Like the great
drama of the Greeks, the English drama owed its origin to religious ritual. It
began in a simple attempt to render clearly the central doctrine of the Church.
These plays were usually performed in the church by clergymen during Easter
time. Gradually these included stories from the Old and New Testaments and the
lives of saints; as they became more elaborate and dramatic, the plays moved
from the interior of the church to the porch, to the churchyard, and later to
meadows, streets and other public places. Plays, by then, had of course become
secular, and the clergy began to view them with suspicion. But the revival of
the Corpus Christ festival in 1311 provided a public holiday dedicated to
dramatic representations of Biblical history. The growing importance of fairs,
and the increase in wealth of the trading classes made miracle plays a regular
feature of the 15th century, retaining their religious basis but developing
dramatically at the same time.
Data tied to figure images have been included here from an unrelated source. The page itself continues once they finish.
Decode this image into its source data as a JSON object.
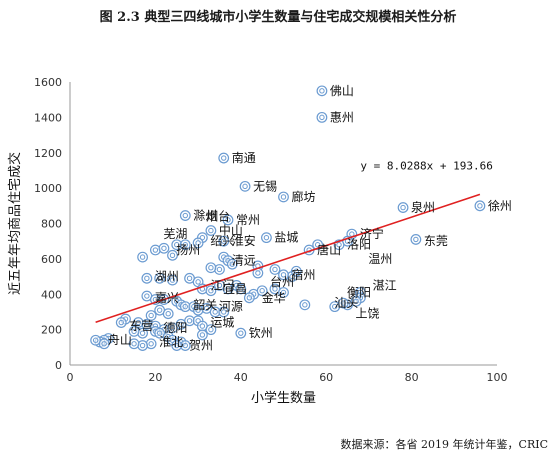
{
  "chart_data": {
    "type": "scatter",
    "title": "图 2.3  典型三四线城市小学生数量与住宅成交规模相关性分析",
    "xlabel": "小学生数量",
    "ylabel": "近五年年均商品住宅成交",
    "xlim": [
      0,
      100
    ],
    "ylim": [
      0,
      1600
    ],
    "xticks": [
      0,
      20,
      40,
      60,
      80,
      100
    ],
    "yticks": [
      0,
      200,
      400,
      600,
      800,
      1000,
      1200,
      1400,
      1600
    ],
    "grid": false,
    "marker_color": "#6b9bd1",
    "trendline": {
      "slope": 8.0288,
      "intercept": 193.66,
      "x_range": [
        6,
        96
      ],
      "color": "#e02020",
      "label": "y = 8.0288x + 193.66"
    },
    "labels": [
      {
        "name": "佛山",
        "x": 59,
        "y": 1550
      },
      {
        "name": "惠州",
        "x": 59,
        "y": 1400
      },
      {
        "name": "南通",
        "x": 36,
        "y": 1170
      },
      {
        "name": "无锡",
        "x": 41,
        "y": 1010
      },
      {
        "name": "廊坊",
        "x": 50,
        "y": 950
      },
      {
        "name": "泉州",
        "x": 78,
        "y": 890
      },
      {
        "name": "徐州",
        "x": 96,
        "y": 900
      },
      {
        "name": "滁州",
        "x": 27,
        "y": 845
      },
      {
        "name": "烟台",
        "x": 30,
        "y": 840
      },
      {
        "name": "常州",
        "x": 37,
        "y": 820
      },
      {
        "name": "中山",
        "x": 33,
        "y": 760
      },
      {
        "name": "芜湖",
        "x": 20,
        "y": 740
      },
      {
        "name": "绍兴",
        "x": 31,
        "y": 700
      },
      {
        "name": "淮安",
        "x": 36,
        "y": 700
      },
      {
        "name": "盐城",
        "x": 46,
        "y": 720
      },
      {
        "name": "济宁",
        "x": 66,
        "y": 740
      },
      {
        "name": "东莞",
        "x": 81,
        "y": 700
      },
      {
        "name": "洛阳",
        "x": 63,
        "y": 680
      },
      {
        "name": "唐山",
        "x": 56,
        "y": 650
      },
      {
        "name": "扬州",
        "x": 23,
        "y": 650
      },
      {
        "name": "清远",
        "x": 36,
        "y": 590
      },
      {
        "name": "温州",
        "x": 68,
        "y": 600
      },
      {
        "name": "湖州",
        "x": 18,
        "y": 500
      },
      {
        "name": "宿州",
        "x": 50,
        "y": 510
      },
      {
        "name": "湛江",
        "x": 69,
        "y": 450
      },
      {
        "name": "衡阳",
        "x": 63,
        "y": 410
      },
      {
        "name": "嘉兴",
        "x": 18,
        "y": 380
      },
      {
        "name": "江门",
        "x": 31,
        "y": 450
      },
      {
        "name": "宜昌",
        "x": 34,
        "y": 430
      },
      {
        "name": "台州",
        "x": 45,
        "y": 470
      },
      {
        "name": "舟山",
        "x": 7,
        "y": 140
      },
      {
        "name": "淮北",
        "x": 19,
        "y": 130
      },
      {
        "name": "贺州",
        "x": 26,
        "y": 110
      },
      {
        "name": "东营",
        "x": 12,
        "y": 220
      },
      {
        "name": "德阳",
        "x": 20,
        "y": 210
      },
      {
        "name": "运城",
        "x": 31,
        "y": 240
      },
      {
        "name": "钦州",
        "x": 40,
        "y": 180
      },
      {
        "name": "河源",
        "x": 33,
        "y": 330
      },
      {
        "name": "韶关",
        "x": 27,
        "y": 340
      },
      {
        "name": "金华",
        "x": 43,
        "y": 380
      },
      {
        "name": "汕头",
        "x": 60,
        "y": 350
      },
      {
        "name": "上饶",
        "x": 65,
        "y": 290
      }
    ],
    "points": [
      [
        59,
        1550
      ],
      [
        59,
        1400
      ],
      [
        36,
        1170
      ],
      [
        41,
        1010
      ],
      [
        50,
        950
      ],
      [
        78,
        890
      ],
      [
        96,
        900
      ],
      [
        27,
        845
      ],
      [
        37,
        820
      ],
      [
        33,
        760
      ],
      [
        31,
        720
      ],
      [
        30,
        690
      ],
      [
        36,
        700
      ],
      [
        46,
        720
      ],
      [
        66,
        740
      ],
      [
        65,
        700
      ],
      [
        81,
        710
      ],
      [
        63,
        680
      ],
      [
        58,
        680
      ],
      [
        56,
        650
      ],
      [
        20,
        650
      ],
      [
        22,
        660
      ],
      [
        25,
        680
      ],
      [
        27,
        680
      ],
      [
        17,
        610
      ],
      [
        24,
        620
      ],
      [
        36,
        610
      ],
      [
        37,
        590
      ],
      [
        38,
        570
      ],
      [
        35,
        540
      ],
      [
        33,
        550
      ],
      [
        44,
        560
      ],
      [
        44,
        520
      ],
      [
        48,
        540
      ],
      [
        52,
        500
      ],
      [
        50,
        510
      ],
      [
        53,
        530
      ],
      [
        18,
        490
      ],
      [
        21,
        490
      ],
      [
        24,
        480
      ],
      [
        28,
        490
      ],
      [
        30,
        470
      ],
      [
        31,
        430
      ],
      [
        33,
        420
      ],
      [
        35,
        450
      ],
      [
        37,
        430
      ],
      [
        39,
        450
      ],
      [
        40,
        430
      ],
      [
        43,
        400
      ],
      [
        45,
        420
      ],
      [
        48,
        430
      ],
      [
        50,
        410
      ],
      [
        42,
        380
      ],
      [
        68,
        410
      ],
      [
        68,
        380
      ],
      [
        67,
        360
      ],
      [
        65,
        340
      ],
      [
        62,
        330
      ],
      [
        64,
        350
      ],
      [
        55,
        340
      ],
      [
        18,
        390
      ],
      [
        20,
        370
      ],
      [
        22,
        370
      ],
      [
        25,
        360
      ],
      [
        26,
        340
      ],
      [
        27,
        330
      ],
      [
        29,
        330
      ],
      [
        30,
        310
      ],
      [
        32,
        320
      ],
      [
        34,
        300
      ],
      [
        36,
        300
      ],
      [
        21,
        310
      ],
      [
        23,
        290
      ],
      [
        19,
        280
      ],
      [
        13,
        260
      ],
      [
        12,
        240
      ],
      [
        16,
        240
      ],
      [
        18,
        230
      ],
      [
        20,
        220
      ],
      [
        22,
        200
      ],
      [
        24,
        210
      ],
      [
        26,
        230
      ],
      [
        28,
        250
      ],
      [
        30,
        250
      ],
      [
        31,
        220
      ],
      [
        20,
        190
      ],
      [
        21,
        180
      ],
      [
        17,
        180
      ],
      [
        15,
        190
      ],
      [
        23,
        160
      ],
      [
        24,
        140
      ],
      [
        26,
        130
      ],
      [
        27,
        110
      ],
      [
        25,
        110
      ],
      [
        19,
        120
      ],
      [
        17,
        110
      ],
      [
        15,
        120
      ],
      [
        9,
        150
      ],
      [
        8,
        140
      ],
      [
        7,
        130
      ],
      [
        6,
        140
      ],
      [
        8,
        120
      ],
      [
        40,
        180
      ],
      [
        31,
        170
      ],
      [
        33,
        200
      ]
    ]
  },
  "source": "数据来源：各省 2019 年统计年鉴，CRIC"
}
The miracle play proper, dealing with the lives
of the saints, has been traced back to early 12th century, when a
play of St. Katherine was performed at Dunstable. A Norman clerk called
Hilarius composed several miracles of which St. Nicholas and Raising
of Lazarus are extant. The oldest English fragment, Harrowing of Hell,
dates back to the 13th century. The mystery plays dealing with the Scripture
history were developed from the Easter and Christmas plays and were especially
associated with the Corpus Christi festival. They were performed in a cycle of
pageants, each representing a single episode. These plays were enacted by
several guilds at especially the towns of York, Wakefield, Chester, Norwich and
Coventry. The stage was a crude contrivance of two stories – the lower
representing hell and the upper signifying heaven. The mystery plays had little
literary merit. Though the dialogue was sometimes lively and witty, the verse
was crude and limping. These plays had no freedom of plot and the least
suspicion of heresy could be fatal. Several complete cycles of mysteries have
been preserved. The York cycle consists of 48 plays. The Towneley Mysteries,
consisting of 30 plays, were performed at Wakefield. They treat their themes in
a freer, less religious spirit, and hence, are more dramatic. They are less
didactic and the human interest is heightened. The Chester group of 24 plays is
more uneven and those of Coventry, 42 in number, have a serious, moralizing
allegorical tone. Nothing is known of the authors of any of these plays. In the
group of 4 plays known as the Digby Mysteries (c. 1500), an unmistakable
advance in the direction or regular drama is made, especially in Mary
Magdalene. But this realistic line of growth was interrupted by the
morality play. The morality play retained the crude versification of the
mystery, making use of alliteration as well as rhyme. It was, like the mystery,
serious in intention and dealt with the basic problem of good and evil. They
were written in the then fashionable allegorical manner – the characters were
abstractions of virtues and vices. For the first time they employed a definite
plot which was a great advance in dramatic development. The earliest mention of
a morality is that of the Play of the Paternoster (not extant) and the
oldest extant play is The Castle of Perseverance. Even more abstract are
such plays like Mind, Wit and Understanding, The Four Elements,
and Wit and Science. The best of the older moralities is the impressive Everyman,
in which the powerful allegory is reinforced by considerable knowledge of human
nature and well-handled dialogue. Under Henry VIII, a patron of the drama, the
morality grew into the interlude, a short dramatic piece filling the intervals
of long spectacular ones. The interlude lost its didactic purpose and employed
humour freely, as in the interludes of John Heywood like the Four PP (Four
Ps). The interludes were the harbingers of regular drama.